When you come to music following releasing a wide array of other pieces of art within the same general sphere, your songs have to do a decent amount of heavy lifting or there’s the risk of pulling your legacy apart little by little. For Tod Lippy, he had built a concrete portfolio over his career before he decided to take a stab at being a musician and had done fairly well for himself. Working as the brains behind the nonprofit magazine Esopus which ran for twenty-five installments over fifteen years, Lippy’s past also included work at the School of Visual Arts M.F.A. Design with a focus on crafting magazines and offering lectures at countless campuses and other institutions.
There was a remarkable amount of work done in his publishing and design life without even getting into the filmmaker ambitions, and the snowball of creativity has all but consumed and provoked the next thing still to come. For Lippy, the next thing was music. Coming to the industry with his first album Here We Are in 2019, it was met with praise. The lead single off of the project, “Good Start,” was selected by KCRW as the influential station’s ‘Today’s Top Tune’ and the seed was planted — it wouldn’t be long before a second album from Lippy was written, recorded, and ready for release.

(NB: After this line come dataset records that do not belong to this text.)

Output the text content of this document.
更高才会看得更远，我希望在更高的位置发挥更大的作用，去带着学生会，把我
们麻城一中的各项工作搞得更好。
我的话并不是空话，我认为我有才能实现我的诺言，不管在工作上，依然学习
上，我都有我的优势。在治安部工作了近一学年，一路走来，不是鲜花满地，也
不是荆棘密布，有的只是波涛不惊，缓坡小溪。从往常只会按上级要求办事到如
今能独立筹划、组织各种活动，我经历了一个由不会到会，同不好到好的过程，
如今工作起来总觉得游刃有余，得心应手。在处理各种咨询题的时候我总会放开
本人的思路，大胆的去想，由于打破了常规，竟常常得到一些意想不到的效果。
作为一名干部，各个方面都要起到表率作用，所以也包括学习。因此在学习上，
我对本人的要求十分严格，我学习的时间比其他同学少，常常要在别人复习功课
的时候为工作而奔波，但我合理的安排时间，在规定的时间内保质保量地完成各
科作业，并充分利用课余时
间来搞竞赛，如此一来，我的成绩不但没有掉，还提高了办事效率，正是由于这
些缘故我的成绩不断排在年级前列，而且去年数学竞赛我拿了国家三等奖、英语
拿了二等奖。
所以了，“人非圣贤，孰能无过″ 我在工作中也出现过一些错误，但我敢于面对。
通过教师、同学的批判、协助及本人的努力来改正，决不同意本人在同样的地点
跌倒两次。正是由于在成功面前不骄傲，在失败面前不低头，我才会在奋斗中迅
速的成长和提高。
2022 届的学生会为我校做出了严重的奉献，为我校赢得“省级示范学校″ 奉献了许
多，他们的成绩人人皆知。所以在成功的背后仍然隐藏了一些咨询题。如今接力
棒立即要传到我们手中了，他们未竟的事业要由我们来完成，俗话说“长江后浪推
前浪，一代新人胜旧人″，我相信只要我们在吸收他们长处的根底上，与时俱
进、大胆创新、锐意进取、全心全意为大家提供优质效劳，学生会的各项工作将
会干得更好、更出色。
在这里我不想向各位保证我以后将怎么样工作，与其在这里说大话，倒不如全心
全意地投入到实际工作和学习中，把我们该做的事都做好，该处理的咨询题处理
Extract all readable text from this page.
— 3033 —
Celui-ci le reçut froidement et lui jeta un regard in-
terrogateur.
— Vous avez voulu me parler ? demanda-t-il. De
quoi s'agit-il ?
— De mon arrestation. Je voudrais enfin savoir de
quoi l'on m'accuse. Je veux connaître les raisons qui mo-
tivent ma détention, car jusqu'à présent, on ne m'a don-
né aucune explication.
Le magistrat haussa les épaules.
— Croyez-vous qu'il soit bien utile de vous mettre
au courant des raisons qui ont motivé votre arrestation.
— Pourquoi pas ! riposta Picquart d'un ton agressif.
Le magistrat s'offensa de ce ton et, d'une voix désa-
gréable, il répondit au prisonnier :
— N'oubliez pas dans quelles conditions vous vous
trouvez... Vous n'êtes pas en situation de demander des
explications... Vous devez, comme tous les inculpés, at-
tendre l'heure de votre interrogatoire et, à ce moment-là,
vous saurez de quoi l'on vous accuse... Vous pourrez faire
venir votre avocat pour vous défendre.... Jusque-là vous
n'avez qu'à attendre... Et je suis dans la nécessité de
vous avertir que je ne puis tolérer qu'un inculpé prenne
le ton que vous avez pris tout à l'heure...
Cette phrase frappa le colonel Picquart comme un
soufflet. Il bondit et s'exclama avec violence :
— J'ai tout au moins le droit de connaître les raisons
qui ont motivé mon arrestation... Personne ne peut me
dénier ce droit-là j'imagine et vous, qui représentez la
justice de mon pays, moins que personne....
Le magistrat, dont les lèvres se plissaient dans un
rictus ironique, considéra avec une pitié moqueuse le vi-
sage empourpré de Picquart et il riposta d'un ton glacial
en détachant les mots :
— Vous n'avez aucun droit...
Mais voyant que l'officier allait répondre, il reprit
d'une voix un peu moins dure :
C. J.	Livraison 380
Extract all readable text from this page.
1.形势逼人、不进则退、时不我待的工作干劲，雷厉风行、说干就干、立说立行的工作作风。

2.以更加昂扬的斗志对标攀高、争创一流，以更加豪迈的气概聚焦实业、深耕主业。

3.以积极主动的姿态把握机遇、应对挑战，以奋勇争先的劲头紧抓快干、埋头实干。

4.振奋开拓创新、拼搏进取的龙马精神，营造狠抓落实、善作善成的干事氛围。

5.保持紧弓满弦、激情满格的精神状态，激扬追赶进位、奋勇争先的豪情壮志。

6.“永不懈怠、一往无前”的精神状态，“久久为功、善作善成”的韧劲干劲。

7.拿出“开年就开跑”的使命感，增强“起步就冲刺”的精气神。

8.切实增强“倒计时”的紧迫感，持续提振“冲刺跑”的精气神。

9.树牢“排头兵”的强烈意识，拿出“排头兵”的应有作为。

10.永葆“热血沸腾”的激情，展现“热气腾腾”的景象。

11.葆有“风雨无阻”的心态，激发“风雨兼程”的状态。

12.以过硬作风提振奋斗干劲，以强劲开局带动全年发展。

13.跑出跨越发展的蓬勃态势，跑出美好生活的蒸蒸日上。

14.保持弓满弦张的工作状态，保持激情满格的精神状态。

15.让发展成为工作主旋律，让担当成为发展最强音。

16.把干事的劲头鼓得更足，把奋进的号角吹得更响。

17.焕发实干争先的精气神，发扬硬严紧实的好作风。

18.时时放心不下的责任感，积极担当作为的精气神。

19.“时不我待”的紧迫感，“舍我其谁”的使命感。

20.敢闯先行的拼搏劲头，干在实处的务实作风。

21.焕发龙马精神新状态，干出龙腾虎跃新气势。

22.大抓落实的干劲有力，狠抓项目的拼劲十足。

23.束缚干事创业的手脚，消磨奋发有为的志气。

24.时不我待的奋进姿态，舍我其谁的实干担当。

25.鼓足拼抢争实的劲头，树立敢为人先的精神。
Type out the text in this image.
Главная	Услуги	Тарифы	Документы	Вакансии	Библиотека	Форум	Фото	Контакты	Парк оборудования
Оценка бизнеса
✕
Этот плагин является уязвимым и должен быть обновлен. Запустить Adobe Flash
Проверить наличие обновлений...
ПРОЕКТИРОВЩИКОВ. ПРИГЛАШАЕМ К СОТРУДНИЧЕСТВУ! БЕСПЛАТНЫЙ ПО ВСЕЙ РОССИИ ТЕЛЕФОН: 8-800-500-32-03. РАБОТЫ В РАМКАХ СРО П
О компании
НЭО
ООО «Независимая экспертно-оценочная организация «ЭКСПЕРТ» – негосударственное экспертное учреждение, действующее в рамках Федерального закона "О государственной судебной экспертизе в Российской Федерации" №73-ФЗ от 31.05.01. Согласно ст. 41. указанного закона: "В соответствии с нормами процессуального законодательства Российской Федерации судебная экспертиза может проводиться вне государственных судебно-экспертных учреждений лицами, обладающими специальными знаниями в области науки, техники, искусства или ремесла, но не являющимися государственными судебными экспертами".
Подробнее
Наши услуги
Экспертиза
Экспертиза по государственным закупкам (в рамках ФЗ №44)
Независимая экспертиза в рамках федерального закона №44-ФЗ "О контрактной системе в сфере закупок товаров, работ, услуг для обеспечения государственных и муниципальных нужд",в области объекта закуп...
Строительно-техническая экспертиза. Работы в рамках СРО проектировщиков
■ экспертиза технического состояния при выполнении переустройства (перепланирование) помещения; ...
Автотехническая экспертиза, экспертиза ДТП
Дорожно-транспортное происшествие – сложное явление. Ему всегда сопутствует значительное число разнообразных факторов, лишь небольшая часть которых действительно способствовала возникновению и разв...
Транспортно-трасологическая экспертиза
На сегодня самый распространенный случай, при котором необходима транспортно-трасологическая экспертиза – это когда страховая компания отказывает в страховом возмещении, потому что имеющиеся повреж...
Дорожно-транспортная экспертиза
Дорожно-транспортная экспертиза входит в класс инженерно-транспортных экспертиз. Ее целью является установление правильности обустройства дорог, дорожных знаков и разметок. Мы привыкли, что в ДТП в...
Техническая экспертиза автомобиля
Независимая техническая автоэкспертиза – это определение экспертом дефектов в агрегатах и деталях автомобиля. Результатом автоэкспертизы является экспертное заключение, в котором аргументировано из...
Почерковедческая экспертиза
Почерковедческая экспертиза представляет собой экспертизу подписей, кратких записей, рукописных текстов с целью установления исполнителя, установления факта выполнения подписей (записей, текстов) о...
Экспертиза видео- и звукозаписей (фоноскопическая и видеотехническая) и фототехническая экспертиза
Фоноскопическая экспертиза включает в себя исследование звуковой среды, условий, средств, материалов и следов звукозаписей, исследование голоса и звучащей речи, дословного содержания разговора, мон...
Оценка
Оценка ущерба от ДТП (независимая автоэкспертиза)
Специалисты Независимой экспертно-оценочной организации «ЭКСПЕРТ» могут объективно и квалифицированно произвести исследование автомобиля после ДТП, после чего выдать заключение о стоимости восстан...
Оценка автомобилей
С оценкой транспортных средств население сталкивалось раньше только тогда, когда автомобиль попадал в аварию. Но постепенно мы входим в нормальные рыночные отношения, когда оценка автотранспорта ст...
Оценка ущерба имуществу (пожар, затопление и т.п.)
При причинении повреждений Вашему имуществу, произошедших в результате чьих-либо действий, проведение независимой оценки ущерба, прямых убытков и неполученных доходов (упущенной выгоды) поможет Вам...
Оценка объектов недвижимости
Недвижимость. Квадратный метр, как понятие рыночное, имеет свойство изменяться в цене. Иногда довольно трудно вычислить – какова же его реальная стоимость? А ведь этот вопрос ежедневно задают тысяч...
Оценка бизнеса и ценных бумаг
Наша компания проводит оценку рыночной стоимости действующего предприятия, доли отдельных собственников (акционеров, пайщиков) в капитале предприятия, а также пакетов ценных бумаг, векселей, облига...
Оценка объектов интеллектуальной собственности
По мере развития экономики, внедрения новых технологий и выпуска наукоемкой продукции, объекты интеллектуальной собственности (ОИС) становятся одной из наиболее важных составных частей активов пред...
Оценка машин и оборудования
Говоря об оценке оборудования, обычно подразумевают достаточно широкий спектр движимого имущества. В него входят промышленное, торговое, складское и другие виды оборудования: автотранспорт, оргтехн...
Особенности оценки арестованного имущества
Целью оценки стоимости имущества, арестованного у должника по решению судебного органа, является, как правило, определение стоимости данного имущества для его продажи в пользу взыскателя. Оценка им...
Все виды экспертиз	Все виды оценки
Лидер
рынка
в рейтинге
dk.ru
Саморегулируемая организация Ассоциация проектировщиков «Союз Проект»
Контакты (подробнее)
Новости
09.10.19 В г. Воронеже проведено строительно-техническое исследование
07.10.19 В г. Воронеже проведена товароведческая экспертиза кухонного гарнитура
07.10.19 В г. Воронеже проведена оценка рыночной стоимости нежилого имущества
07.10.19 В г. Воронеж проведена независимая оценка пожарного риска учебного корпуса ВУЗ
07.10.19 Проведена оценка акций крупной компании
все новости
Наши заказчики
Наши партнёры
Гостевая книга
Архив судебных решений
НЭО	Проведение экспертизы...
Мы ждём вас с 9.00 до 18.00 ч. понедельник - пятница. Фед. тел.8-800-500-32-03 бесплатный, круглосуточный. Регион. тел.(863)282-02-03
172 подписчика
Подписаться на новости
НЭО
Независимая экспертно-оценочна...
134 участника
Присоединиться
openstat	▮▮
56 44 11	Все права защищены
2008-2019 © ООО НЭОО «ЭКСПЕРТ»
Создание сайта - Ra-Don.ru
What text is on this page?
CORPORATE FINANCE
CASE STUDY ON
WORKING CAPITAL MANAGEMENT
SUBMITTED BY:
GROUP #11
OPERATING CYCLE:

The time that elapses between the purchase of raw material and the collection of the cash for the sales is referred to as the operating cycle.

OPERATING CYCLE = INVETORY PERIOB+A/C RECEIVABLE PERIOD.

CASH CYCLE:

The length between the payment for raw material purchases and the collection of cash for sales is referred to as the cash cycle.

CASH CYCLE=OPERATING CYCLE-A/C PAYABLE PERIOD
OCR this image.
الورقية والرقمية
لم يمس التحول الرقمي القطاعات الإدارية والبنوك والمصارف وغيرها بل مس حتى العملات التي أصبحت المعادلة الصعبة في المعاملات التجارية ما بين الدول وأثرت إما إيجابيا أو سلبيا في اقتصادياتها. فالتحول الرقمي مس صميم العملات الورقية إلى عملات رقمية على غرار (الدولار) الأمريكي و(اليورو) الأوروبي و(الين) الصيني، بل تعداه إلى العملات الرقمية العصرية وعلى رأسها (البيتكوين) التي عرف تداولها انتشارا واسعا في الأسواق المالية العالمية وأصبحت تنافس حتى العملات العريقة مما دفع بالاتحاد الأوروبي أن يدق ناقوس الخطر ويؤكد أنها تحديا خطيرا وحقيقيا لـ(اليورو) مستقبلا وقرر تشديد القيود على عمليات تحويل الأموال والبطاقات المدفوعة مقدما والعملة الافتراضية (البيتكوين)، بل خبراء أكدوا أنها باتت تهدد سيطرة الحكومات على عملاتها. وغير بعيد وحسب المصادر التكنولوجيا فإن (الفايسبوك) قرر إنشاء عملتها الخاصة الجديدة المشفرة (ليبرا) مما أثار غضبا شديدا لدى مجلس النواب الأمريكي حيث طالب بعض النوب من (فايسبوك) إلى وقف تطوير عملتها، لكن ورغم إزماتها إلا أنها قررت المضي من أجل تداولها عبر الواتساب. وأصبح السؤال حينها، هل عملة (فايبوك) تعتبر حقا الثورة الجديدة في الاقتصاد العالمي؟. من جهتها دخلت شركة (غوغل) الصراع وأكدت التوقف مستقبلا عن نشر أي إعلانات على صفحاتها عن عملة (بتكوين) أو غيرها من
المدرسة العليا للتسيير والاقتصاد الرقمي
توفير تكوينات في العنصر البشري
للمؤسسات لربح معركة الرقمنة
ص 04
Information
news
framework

Yearbook is a sophomore release like no other; boasting a solid and dense ten tracks, it flies by at a quick pace across a variety of soundscapes that branch out of the work established in Lippy’s other talents. There’s a very orchestrated mindset at play in the work of songs like “Body and Blood” or “Names,” with the latter deconstructing the most base components that identify a human being across a variety of nicknames and spellings. There’s a fair amount of critical thinking at play throughout the entire album and it functions first and foremost as an auditory piece of art that demands to be listened to with the same approach you’d bring to a piece of modern art on the wall of a museum.
Listen to Yearbook by Tod Lippy below
There’s a certain innocence on display in songs like “Aisle 4,” but the innocence never sacrifices artistic integrity in favor of the road often traveled and the low-hanging fruit never gets picked. Choosing to end Yearbook on a song as soft, yet with as much of a sonic build-up, as “Undertow” is a choice made by someone so deeply in control of the arc an album must go on to feel wholly complete by the end of its runtime. The production present on the closing track complements the similarly structured and produced opening track “Ambitions,” but ends in a much softer headspace that allows room for recollection in regards to the music that precedes it.
The general collegiate mentality brought to Yearbook sharpens the thematic depth that fully renders the listener into a state of soothed enjoyment and retrospection, inviting at least a few revisits to the project once it’s over. It’s clear by the final notes that Tod Lippy has achieved a great sense of personal insight from dusting off his so-called Yearbook, and it’s evident that he hopes the same for you.